You start to imagine the day they are born, their first steps, words or loose tooth.  Their first day of school, first sleepover, prom and graduation.  Their wedding day and the birth of their own children.  How quickly this little being, you haven't met or even know, fills your mind and heart.


Then, just a quickly as you found out, you realize that this time it wasn't met to be.


The thoughts and feelings that overwhelming took over, don't seem to leave you as quickly as they came.  Now, you're left feeling empty and angry.  Angry because there is no real explanation.  Angry because there was nothing you did or didn't do that could have prevented it.  Angry because you waited too long.  Angry because life took you in a direction you hadn't intended.  Angry because you're just a statistic!

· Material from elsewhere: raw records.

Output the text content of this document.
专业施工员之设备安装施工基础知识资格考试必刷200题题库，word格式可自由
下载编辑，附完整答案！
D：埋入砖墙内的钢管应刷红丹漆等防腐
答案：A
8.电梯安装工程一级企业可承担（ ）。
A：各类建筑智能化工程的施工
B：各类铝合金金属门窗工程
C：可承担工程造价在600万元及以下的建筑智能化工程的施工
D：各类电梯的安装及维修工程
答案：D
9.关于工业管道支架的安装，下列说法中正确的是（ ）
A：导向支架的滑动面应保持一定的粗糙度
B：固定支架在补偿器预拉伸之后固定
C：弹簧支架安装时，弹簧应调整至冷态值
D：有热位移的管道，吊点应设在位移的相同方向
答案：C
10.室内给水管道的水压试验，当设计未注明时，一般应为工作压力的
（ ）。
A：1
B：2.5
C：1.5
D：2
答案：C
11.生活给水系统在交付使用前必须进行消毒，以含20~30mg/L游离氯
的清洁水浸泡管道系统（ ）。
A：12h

Your doctors, midwife, family and friends all try to console you.  'Things happen for a reason", "A miscarriage is your body's way of knowing that this baby, no matter what, was not viable", "You're lucky, you already have a healthy baby", "At least you know you can get pregnant, you can always try again."


We are often reminded how precious life is and to be grateful for what we do have.  Growing up with a sister with special needs,  9/11, when my father passed away, and the birth of my son, were all reminders for me.  But every day life, our egos, busy schedules,  and our desire to have more, sometimes get in the way and we just forget.  We forget to focus on the good and to be grateful for the abundance we do have in our lives.


When I finally let go of the anger and focused on abundance, I got a strong sense of what I needed to do, where I needed to be, and for what was truly important in my life.  It was then, that I realized, Braden and I needed to be in Korea!  Nothing else mattered more than our family and being together.


As much as I hate to say it, things really do happen for a reason.  Our loss, propelled me to make a decision I was too scared to make on my own.  A decision I wouldn't have made if it hadn't been for the gentle reminder that life is just too precious.


So now, I hope for ...   togetherness.  I am grateful for my husband, my son and all that we have!